Publish a docker image for the release

The Ozone docker image is intended for testing purposes only, not production use. Therefore, it is ok to update this after announcing the release. An example pull request to update the docker image is here. The target branch for your pull request should be latest. After the pull request is merged, it can be published to docker hub by fast-forwarding the ozone-latest branch to match the latest branch.  Also, create a new branch named like ozone-1.5.0 (replace the version) and push it to GitHub.

Code Block
languagebash
git checkout ozone-latest
git pull
git merge --ff-only origin/latest
git checkout -b "ozone-${VERSION}"
git push origin ozone-latest "ozone-${VERSION}"


Patch Release

If there is a security vulnerability or critical bug uncovered in a major or minor Ozone release, a patch release may be necessary to fix this. The process is a bit simpler than a major or minor release, since there is already a solid foundation on the release's maintenance branch.

  1. Cherry pick the fix(es) on to the maintenance branch. For example, for Ozone's 1.2.0 release, this is the branch called ozone-1.2.
  2. Run all steps from the sections Update the versions through Publish a docker image for the release, with the following modifications:
    1.  Do not update the protolock files unless protocol buffers were changed as part of the fix.
    2. When updating the website, all instances of the original major/minor release should be replaced with this patch version, since we do not want users downloading the original release anymore.
      1. For example, any website text referring to 1.2.0 should be changed to refer to 1.2.1.
      2. Continuing the 1.2.0 → 1.2.1 example, the release/1.2.0 page should redirect to release/1.2.1.
      3. An example pull request to do this is here.
      4. The docs can be added to the website normally as described above in Update the ozone website. The docs link for the original major/minor release can remain alongside the docs link for the patch release.

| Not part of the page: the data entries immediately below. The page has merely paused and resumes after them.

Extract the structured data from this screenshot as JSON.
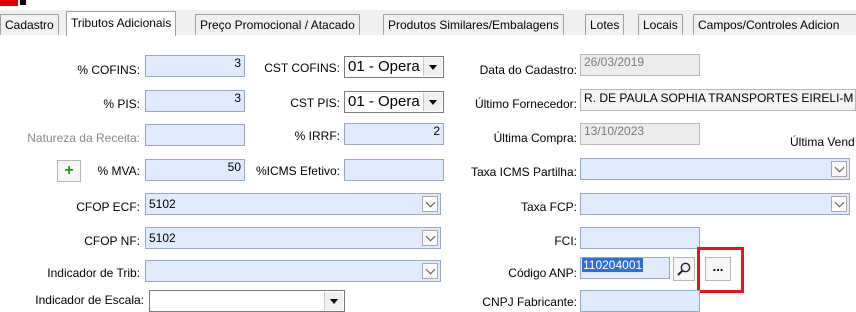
{
  "tabs": [
    {
      "label": "Cadastro"
    },
    {
      "label": "Tributos Adicionais"
    },
    {
      "label": "Preço Promocional / Atacado"
    },
    {
      "label": "Produtos Similares/Embalagens"
    },
    {
      "label": "Lotes"
    },
    {
      "label": "Locais"
    },
    {
      "label": "Campos/Controles Adicion"
    }
  ],
  "active_tab_index": 1,
  "left": {
    "cofins_label": "% COFINS:",
    "cofins_value": "3",
    "pis_label": "% PIS:",
    "pis_value": "3",
    "natureza_label": "Natureza da Receita:",
    "natureza_value": "",
    "mva_plus": "+",
    "mva_label": "% MVA:",
    "mva_value": "50",
    "cfop_ecf_label": "CFOP ECF:",
    "cfop_ecf_value": "5102",
    "cfop_nf_label": "CFOP NF:",
    "cfop_nf_value": "5102",
    "indicador_trib_label": "Indicador de Trib:",
    "indicador_trib_value": "",
    "indicador_escala_label": "Indicador de Escala:"
  },
  "middle": {
    "cst_cofins_label": "CST COFINS:",
    "cst_cofins_value": "01 - Opera",
    "cst_pis_label": "CST PIS:",
    "cst_pis_value": "01 - Opera",
    "irrf_label": "% IRRF:",
    "irrf_value": "2",
    "icms_efetivo_label": "%ICMS Efetivo:",
    "icms_efetivo_value": ""
  },
  "right": {
    "data_cadastro_label": "Data do Cadastro:",
    "data_cadastro_value": "26/03/2019",
    "ultimo_fornecedor_label": "Último Fornecedor:",
    "ultimo_fornecedor_value": "R. DE PAULA SOPHIA TRANSPORTES EIRELI-M",
    "ultima_compra_label": "Última Compra:",
    "ultima_compra_value": "13/10/2023",
    "ultima_venda_label": "Última Vend",
    "taxa_icms_partilha_label": "Taxa ICMS Partilha:",
    "taxa_icms_partilha_value": "",
    "taxa_fcp_label": "Taxa FCP:",
    "taxa_fcp_value": "",
    "fci_label": "FCI:",
    "fci_value": "",
    "codigo_anp_label": "Código ANP:",
    "codigo_anp_value": "110204001",
    "ellipsis_label": "...",
    "cnpj_fabricante_label": "CNPJ Fabricante:"
  },
  "colors": {
    "highlight_frame": "#e3141b",
    "input_bg": "#dfeafd",
    "selection": "#2f6fd3"
  }
}
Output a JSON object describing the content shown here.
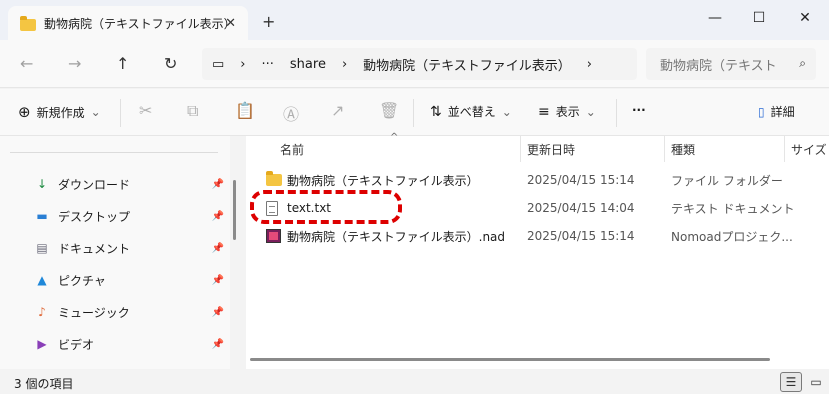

In the event of a critical security vulnerability or seriously harmful bug with a small set of changes in the patch, PMC members may vote to forgo the usual 72 hour minimum time for a release vote and publish once there are enough binding +1s. 

Remove the previous patch release from Apache distribution site:

Code Block
languagebash
svn rm -m 'Ozone: delete old version 1.2.0' https://dist.apache.org/repos/dist/release/ozone/1.2.0

Update this document

After finishing the release process, update this page to fix any mistakes, unclear steps, or outdated information.